House rejects NRA-backed concealed carry plan
SPRINGFIELD -- The Illinois House rejected legislation backed by the National Rifle Association that would have allowed Illinoisans to carry a concealed firearm.
The vote brought the national debate about guns close to home for Illinoisans, who have seen this issue debated year after year at the state Capitol with no resolution.
There still isn't one.
The House voted 64-45, but the legislation needed 71 votes to prevail.
Just the day before, lawmakers also rejected a much more restrictive concealed carry plan, suggesting a compromise on the long-stalled issue might be lurking somewhere in the middle.
"Yesterday and today's vote will affect future negotiations as to how we resolve this," said state Rep. Elaine Nekritz, a Northbrook Democrat.
Last year a federal judge ordered the state to draft a concealed carry law by June 8, a decision that could eventually force lawmakers to deal with an issue they've long ignored.
Supporters argued the legislation would put guns in the hands of regular people for self-defense.
"The bad guys already have the guns," said state Rep. Brandon Phelps, a Harrisburg Democrat, said.
But state Rep. Deborah Conroy, an Elmhurst Democrat, was among those who wanted to see more restrictions in place.
"I'm willing to talk about that until one minute before June 9th if I have to," Conroy said.
The proposal would have allowed licensed gun owners who own an already-required Firearm Owners Identification card to apply for a license to carry a concealed weapon in public. The proposal restricts possession of a firearm in certain public places like schools, government buildings and prisons and requires training to get a license.

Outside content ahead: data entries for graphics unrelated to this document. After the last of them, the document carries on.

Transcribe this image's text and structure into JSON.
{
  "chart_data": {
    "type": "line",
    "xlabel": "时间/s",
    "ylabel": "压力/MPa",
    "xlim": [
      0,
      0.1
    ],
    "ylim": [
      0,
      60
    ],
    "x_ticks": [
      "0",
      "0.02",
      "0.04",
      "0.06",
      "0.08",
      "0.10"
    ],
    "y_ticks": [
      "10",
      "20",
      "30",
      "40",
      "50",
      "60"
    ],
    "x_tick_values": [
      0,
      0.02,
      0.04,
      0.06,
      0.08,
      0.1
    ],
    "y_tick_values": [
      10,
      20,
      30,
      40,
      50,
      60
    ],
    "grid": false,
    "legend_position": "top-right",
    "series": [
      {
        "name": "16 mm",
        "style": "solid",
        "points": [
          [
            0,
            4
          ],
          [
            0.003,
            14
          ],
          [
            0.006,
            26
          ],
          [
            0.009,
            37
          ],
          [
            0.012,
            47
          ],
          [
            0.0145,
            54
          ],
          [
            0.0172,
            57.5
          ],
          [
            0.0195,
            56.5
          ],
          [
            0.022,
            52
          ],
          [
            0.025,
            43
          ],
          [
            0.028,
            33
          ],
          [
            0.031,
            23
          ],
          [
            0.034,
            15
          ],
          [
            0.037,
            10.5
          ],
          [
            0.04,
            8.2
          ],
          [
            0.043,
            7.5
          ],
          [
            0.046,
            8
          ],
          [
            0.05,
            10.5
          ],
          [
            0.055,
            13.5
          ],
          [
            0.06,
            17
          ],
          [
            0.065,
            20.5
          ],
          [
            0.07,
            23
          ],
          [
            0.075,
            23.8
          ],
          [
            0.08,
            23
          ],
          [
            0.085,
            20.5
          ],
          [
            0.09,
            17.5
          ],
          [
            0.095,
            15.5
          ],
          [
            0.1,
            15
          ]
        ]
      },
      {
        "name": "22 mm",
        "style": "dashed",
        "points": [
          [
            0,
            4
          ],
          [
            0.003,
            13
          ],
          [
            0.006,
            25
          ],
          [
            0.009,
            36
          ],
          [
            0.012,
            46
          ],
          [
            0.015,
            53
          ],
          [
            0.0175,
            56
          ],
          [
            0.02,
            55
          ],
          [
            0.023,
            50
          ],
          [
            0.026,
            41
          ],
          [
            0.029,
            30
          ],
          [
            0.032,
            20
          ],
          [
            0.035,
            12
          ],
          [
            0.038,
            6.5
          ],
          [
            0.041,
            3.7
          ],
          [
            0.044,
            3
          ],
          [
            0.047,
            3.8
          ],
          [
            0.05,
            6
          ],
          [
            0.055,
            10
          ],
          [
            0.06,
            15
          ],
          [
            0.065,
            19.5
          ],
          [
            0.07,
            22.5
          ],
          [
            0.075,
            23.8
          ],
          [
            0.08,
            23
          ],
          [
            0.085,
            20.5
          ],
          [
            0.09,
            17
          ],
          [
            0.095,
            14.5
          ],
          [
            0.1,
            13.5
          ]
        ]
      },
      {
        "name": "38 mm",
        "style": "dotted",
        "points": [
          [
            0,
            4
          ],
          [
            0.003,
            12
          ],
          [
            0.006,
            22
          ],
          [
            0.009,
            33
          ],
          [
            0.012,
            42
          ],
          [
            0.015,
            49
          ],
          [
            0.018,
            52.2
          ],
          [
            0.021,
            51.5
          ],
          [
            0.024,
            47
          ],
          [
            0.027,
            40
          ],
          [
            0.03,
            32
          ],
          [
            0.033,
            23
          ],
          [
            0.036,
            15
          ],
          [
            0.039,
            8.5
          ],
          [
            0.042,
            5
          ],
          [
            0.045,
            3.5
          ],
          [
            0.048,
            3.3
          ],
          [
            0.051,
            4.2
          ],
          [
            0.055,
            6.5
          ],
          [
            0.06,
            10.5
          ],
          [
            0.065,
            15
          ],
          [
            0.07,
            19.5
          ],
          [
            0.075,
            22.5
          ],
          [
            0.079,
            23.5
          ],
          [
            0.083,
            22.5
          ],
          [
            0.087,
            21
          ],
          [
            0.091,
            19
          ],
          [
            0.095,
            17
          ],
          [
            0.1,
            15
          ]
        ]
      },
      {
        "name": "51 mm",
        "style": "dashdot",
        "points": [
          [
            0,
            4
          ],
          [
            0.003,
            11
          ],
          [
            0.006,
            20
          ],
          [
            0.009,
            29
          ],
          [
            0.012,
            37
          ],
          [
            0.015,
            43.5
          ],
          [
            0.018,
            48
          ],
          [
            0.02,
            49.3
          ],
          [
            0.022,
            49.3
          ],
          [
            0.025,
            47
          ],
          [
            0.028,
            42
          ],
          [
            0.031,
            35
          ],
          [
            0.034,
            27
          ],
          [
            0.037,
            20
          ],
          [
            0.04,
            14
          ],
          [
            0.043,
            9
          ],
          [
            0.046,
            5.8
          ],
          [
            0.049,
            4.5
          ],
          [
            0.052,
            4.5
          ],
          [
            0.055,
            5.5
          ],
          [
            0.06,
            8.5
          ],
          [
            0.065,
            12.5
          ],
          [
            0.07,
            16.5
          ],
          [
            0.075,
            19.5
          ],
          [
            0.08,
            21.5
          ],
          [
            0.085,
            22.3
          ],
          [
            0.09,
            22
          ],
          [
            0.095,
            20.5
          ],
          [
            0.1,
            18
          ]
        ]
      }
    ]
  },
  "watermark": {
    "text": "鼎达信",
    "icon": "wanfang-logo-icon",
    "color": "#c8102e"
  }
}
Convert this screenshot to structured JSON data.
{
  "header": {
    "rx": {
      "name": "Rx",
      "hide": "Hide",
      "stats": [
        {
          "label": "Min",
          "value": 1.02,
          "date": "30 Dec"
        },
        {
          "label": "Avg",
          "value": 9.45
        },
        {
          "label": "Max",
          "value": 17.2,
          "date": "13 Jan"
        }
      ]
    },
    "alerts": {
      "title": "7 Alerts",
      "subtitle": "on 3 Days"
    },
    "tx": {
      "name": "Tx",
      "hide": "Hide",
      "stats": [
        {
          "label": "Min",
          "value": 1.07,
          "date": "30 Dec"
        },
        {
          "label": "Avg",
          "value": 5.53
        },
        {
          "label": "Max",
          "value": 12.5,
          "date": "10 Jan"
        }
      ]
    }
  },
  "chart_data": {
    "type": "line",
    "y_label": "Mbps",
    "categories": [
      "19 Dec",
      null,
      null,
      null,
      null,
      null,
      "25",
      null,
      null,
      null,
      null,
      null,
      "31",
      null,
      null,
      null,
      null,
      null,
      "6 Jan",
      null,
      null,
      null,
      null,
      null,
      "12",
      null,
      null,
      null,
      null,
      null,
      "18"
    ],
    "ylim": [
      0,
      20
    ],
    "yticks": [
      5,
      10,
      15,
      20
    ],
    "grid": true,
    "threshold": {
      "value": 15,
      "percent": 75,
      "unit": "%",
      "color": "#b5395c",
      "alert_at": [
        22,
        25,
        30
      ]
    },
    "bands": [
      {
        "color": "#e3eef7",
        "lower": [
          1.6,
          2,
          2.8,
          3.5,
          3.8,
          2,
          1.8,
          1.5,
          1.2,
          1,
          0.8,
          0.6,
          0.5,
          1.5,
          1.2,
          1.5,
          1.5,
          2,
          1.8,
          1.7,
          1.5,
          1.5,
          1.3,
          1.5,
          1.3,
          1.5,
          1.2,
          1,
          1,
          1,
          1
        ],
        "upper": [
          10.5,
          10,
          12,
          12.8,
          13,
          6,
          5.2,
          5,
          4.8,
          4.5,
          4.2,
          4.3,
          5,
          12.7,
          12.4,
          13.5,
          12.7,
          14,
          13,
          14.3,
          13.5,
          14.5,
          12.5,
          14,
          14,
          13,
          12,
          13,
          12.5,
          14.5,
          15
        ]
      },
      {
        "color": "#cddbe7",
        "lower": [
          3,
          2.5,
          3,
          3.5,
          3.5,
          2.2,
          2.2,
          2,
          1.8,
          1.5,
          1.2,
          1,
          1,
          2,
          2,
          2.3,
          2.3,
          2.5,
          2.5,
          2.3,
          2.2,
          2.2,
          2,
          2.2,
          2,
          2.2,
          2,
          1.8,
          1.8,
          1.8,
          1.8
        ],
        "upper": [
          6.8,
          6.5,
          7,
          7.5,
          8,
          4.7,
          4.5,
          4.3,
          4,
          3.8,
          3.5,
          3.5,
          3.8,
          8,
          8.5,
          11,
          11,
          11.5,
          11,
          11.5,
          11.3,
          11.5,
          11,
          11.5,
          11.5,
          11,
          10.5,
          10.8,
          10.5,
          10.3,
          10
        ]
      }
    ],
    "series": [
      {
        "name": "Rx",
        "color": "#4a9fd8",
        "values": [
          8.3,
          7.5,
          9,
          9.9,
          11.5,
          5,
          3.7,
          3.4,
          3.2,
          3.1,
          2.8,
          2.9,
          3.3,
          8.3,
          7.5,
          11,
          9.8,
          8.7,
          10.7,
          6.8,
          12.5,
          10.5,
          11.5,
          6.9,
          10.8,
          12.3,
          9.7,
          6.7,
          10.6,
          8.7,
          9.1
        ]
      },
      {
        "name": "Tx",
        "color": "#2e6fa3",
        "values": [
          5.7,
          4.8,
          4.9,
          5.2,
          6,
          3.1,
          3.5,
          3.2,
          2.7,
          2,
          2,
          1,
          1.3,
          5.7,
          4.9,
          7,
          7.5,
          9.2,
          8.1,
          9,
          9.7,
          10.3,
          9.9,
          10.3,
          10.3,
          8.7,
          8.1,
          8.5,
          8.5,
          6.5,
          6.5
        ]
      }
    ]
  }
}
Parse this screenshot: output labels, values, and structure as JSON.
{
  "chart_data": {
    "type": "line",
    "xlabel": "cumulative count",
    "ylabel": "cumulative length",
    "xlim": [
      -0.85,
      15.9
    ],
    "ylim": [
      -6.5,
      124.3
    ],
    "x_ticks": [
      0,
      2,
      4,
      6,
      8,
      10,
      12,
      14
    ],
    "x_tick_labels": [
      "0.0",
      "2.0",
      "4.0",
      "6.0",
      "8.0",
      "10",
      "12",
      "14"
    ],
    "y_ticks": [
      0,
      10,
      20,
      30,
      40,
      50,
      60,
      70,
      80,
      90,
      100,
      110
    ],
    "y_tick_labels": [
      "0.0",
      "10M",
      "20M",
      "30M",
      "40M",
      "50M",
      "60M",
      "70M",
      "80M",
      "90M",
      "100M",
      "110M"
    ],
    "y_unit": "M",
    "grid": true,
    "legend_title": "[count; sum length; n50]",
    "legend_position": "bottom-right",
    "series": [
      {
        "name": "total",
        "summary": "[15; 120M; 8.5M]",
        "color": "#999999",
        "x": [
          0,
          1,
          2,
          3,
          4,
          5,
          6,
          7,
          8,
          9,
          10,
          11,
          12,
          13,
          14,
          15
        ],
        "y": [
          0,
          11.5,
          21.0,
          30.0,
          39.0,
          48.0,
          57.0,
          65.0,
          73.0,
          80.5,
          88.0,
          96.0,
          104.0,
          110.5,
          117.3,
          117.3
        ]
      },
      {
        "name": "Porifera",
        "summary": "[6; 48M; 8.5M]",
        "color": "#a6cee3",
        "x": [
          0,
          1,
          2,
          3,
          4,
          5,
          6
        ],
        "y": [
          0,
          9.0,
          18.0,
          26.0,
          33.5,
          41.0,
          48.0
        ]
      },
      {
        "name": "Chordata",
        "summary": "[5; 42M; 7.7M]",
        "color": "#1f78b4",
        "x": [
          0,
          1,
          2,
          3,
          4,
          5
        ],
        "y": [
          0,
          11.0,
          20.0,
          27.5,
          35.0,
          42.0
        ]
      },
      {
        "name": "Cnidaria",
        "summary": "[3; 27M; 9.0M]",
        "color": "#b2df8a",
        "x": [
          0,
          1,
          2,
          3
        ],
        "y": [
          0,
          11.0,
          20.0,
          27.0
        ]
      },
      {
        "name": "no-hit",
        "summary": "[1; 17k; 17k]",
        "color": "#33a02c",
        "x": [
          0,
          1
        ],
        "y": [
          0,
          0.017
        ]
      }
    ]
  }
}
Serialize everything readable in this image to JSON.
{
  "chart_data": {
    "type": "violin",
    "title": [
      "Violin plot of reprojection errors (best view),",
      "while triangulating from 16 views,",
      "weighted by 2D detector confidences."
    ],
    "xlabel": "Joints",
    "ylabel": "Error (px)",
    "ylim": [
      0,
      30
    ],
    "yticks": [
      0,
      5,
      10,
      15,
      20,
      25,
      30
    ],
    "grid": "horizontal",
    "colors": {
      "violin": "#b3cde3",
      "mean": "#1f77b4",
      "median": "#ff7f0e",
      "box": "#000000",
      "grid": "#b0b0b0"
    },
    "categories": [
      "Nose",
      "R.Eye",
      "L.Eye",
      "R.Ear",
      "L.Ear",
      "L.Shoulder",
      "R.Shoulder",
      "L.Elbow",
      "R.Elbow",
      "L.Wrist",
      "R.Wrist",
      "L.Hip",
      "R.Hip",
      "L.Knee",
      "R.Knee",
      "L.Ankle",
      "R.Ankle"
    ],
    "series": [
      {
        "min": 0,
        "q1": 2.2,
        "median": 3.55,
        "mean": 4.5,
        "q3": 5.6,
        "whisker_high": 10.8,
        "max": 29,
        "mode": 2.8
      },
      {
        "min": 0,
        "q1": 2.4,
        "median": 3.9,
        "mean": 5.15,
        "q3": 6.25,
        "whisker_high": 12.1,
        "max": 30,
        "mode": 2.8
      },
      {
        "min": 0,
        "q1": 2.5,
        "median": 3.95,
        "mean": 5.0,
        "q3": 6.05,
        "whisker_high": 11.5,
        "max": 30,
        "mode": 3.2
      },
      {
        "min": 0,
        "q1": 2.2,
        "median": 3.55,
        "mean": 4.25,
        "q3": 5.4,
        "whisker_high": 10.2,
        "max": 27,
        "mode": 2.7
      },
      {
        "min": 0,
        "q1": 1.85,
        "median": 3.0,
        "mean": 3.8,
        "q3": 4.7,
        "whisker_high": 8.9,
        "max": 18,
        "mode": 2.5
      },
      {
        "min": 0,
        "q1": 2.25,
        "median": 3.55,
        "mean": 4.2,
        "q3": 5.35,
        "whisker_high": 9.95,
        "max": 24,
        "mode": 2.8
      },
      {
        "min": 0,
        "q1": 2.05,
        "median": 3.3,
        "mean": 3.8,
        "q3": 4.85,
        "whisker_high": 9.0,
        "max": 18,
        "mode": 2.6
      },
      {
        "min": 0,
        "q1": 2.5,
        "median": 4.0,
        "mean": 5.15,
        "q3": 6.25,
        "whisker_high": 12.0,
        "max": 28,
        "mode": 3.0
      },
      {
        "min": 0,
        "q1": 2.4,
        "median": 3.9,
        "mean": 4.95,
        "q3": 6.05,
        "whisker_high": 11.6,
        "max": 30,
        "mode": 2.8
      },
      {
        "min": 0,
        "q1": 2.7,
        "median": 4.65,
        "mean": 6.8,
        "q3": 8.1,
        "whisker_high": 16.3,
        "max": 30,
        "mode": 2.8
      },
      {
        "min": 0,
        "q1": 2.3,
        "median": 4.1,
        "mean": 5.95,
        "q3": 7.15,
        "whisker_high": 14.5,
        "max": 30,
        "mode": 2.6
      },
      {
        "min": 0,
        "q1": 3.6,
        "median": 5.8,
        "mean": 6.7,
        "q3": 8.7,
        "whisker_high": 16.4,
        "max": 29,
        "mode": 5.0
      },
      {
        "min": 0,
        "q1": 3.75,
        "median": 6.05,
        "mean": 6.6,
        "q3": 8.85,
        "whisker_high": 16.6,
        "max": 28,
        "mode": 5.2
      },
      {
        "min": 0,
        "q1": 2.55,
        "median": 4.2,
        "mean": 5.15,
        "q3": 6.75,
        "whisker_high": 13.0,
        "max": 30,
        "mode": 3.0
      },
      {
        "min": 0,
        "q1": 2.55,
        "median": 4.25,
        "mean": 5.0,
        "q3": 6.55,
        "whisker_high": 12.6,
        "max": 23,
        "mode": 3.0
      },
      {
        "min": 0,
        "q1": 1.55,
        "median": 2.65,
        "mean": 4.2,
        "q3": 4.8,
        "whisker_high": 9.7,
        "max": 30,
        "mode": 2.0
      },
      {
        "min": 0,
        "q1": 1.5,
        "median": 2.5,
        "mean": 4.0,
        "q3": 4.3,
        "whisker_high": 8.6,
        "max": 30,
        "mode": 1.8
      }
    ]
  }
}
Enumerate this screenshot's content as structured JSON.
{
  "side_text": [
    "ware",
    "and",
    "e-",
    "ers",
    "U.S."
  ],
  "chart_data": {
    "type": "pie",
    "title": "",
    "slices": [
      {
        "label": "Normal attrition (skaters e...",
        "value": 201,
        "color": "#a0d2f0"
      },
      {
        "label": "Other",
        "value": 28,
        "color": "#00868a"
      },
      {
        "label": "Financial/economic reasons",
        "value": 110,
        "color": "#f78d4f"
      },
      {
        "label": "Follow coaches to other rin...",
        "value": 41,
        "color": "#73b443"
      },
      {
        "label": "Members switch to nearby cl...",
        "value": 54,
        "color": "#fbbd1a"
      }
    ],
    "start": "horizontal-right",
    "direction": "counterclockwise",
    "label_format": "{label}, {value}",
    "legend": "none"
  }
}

Local communities would have little say in further restricting the ability to carry. The permit would cost $100.
Lawmakers on both sides of the debate are facing a deadline that's looming soon.
"If they believe in defending the Second Amendment, then they need to be voting (for) that," said state Rep. Barbara Wheeler, a Crystal Lake Republican.
Gun rights advocates say that if lawmakers don't put rules in place for Illinoisans to carry by then, they'd be allowed to have a gun on them without any restrictions or prior training.
"The clock is going to run out and Illinois is going to go kicking and screaming and dragging into constitutional compliance one way or the other," said state Rep. Dennis Reboletti, an Elmhurst Republican.